Ensuite, malgré des aides massives, le système financier connaît toujours de graves difficultés et il est clair que les gouvernements ne savent pas encore comment le réformer. Le secteur fait d’ailleurs pression, avec un certain succès, pour un retour aux affaires habituelles, et aux bonus, en exerçant sur les gouvernements un chantage à la délocalisation au cas où il serait soumis à de nouvelles règles strictes.
La CES en revanche fait pression pour que plus jamais ce secteur ne soit en position d’infliger de tels dégâts à l’économie mondiale. Une réglementation aux niveaux européen et mondial est essentielle pour éliminer les failles du système et supprimer les paradis fiscaux. Le faire de manière satisfaisante s’avère certes être une tâche ardue mais il est impératif que cela soit une priorité absolue en 2010. L’adoption d’une taxe sur les transactions financières serait un pas important dans la bonne direction.
La crise économique est également une crise morale. Le système des opérations à court terme a submergé l’économie sociale de marché. Il convient qu’il soit contenu par des changements dans la gouvernance des entreprises et dans les pratiques comptables. Les sociétés devraient être responsables vis-à-vis de toutes les parties prenantes, pas seulement de leurs actionnaires. Le système actuel manque de solidarité, augmente les inégalités et n’est pas durable.
Mais ceci n’est pas seulement une crise économique et morale. Il y a également la crise du réchauffement climatique qui a été traitée de manière tout à fait inadéquate à Copenhague. L’Europe s’y est trouvée marginalisée alors que quatre pays importants en rédigeaient le communiqué. Nous étions apparemment absents ! Ceci constitue un échec pour l’Europe et nous devons déterminer pourquoi nous avons été laissés sur la touche à Copenhague alors que nous prétendons être leader en matières environnementales.

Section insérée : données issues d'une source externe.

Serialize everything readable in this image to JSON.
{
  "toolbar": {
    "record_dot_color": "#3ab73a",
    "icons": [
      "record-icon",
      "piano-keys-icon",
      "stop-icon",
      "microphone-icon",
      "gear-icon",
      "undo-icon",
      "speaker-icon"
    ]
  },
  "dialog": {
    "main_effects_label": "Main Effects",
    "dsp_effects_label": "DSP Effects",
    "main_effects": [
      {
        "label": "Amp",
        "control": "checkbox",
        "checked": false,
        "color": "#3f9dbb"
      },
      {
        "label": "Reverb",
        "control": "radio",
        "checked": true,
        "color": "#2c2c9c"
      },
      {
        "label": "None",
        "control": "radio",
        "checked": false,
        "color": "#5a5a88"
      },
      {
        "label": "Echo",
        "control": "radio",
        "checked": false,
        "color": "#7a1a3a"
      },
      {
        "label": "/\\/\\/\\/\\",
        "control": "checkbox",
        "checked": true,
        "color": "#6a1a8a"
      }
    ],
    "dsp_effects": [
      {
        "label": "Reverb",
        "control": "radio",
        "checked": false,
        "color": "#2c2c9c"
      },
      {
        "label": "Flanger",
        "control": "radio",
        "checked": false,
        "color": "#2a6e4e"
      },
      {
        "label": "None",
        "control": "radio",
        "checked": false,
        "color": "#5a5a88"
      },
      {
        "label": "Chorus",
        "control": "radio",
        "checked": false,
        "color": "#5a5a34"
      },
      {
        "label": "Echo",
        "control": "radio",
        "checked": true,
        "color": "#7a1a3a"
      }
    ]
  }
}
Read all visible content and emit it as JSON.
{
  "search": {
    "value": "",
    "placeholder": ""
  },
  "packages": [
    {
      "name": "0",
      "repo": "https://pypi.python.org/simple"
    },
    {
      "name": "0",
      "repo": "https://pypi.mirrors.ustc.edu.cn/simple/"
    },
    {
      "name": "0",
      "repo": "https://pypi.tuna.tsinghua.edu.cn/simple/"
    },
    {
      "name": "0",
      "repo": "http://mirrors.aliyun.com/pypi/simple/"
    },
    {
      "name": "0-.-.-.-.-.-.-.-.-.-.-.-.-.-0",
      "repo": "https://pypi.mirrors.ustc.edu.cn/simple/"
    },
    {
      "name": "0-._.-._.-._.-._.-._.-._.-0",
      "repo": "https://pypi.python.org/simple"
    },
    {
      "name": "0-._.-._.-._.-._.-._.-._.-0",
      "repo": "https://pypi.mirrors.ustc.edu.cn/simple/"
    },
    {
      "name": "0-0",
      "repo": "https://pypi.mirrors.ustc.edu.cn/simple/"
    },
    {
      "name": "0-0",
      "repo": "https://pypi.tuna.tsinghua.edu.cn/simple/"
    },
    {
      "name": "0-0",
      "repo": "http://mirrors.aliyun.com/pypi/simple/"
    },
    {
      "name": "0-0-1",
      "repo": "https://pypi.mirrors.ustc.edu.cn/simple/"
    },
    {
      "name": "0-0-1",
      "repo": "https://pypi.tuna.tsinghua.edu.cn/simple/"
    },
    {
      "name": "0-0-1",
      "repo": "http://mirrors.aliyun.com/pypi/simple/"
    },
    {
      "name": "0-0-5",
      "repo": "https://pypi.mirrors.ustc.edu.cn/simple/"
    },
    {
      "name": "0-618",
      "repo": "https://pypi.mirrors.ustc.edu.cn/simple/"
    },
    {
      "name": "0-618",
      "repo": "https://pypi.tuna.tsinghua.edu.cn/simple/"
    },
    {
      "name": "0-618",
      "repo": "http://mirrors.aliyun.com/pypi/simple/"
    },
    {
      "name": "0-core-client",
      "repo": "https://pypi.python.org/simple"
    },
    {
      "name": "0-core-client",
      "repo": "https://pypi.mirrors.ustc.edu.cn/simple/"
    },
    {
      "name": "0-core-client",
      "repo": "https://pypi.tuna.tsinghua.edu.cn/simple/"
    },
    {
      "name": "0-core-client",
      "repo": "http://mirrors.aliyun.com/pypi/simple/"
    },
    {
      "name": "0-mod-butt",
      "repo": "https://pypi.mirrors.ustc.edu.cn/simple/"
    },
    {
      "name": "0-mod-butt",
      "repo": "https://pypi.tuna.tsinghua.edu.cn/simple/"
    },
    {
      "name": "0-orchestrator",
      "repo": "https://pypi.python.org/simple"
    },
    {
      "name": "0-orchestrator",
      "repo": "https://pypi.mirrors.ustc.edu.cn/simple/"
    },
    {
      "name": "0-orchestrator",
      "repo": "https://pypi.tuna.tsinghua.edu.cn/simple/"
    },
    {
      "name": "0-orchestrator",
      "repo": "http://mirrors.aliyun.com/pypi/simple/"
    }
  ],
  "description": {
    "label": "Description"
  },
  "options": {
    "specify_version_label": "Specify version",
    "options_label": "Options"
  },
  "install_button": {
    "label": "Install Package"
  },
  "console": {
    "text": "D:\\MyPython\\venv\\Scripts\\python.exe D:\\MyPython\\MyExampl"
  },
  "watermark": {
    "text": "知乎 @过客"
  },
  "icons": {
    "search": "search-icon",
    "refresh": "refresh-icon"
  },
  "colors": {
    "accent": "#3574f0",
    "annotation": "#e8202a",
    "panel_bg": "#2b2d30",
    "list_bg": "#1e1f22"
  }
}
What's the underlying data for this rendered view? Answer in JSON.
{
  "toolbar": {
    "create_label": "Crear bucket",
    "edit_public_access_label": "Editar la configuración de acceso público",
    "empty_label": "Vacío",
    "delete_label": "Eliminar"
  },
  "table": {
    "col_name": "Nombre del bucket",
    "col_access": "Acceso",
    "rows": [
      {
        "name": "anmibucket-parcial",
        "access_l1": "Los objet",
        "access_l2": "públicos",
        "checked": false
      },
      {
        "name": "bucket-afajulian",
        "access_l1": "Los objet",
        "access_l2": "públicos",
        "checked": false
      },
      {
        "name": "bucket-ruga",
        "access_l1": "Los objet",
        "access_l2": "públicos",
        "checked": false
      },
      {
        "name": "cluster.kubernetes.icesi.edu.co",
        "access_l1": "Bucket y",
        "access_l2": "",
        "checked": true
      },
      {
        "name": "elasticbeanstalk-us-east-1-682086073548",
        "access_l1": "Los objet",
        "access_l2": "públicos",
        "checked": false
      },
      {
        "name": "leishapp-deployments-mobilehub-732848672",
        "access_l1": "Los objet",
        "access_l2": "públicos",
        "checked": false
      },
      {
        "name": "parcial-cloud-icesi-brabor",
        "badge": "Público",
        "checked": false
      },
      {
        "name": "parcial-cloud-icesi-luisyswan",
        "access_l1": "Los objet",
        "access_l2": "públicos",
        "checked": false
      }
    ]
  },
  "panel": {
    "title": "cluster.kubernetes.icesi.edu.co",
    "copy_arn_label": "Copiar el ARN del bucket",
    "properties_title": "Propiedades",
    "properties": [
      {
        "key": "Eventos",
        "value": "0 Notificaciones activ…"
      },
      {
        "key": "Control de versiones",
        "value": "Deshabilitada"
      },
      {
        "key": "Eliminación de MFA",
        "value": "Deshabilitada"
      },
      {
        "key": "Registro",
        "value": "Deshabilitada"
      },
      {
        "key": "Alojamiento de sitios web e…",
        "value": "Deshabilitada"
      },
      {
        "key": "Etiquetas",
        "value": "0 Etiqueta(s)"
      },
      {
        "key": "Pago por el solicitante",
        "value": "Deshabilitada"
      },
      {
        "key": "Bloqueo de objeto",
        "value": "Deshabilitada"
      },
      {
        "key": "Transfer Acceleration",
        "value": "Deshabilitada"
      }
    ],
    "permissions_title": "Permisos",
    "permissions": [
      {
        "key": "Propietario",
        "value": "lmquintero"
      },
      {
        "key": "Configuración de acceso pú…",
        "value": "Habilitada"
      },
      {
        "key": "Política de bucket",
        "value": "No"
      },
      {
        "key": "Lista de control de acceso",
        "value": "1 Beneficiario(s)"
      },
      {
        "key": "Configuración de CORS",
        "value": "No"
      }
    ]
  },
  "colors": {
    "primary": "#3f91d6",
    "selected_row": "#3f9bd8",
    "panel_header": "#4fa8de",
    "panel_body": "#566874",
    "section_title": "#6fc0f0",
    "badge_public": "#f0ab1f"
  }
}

Finalement, cet exemple met en évidence la nécessité d’une Union européenne plus forte. Nous avons besoin d’un plan européen de relance efficace axé en particulier sur des garanties pour le travail des jeunes et des personnes précarisées ; sur des politiques pour l’industrie et pour la recherche-développement à même de soutenir la production dans l’Union européenne et de rendre notre économie plus verte. Nous avons également besoin d’une dimension sociale réelle qui conforte les travailleurs et les autres dans l’idée que l’Europe n’est pas seulement un marché unique pour les affaires mais qu’elle est également faite pour les gens.Comme l’a souligné lundi le Président Van Rompuy, si l’Europe est incapable d’augmenter son taux de croissance, nous aurons moins d’influence sur la conduite des affaires mondiales en général et nous aurons également des difficultés à maintenir notre modèle social et nos services publics.
Il n’y a donc aucune raison de nous reposer sur nos lauriers ou de nous auto-féliciter. Grâce au ciel, nous n’avons pas suivi le Président Hoover et les autres dirigeants des années 30. Mais les fondements de l’économie globale se sont révélés être dangereusement fragiles et il nous reste un long, très long chemin à parcourir pour sortir de la crise.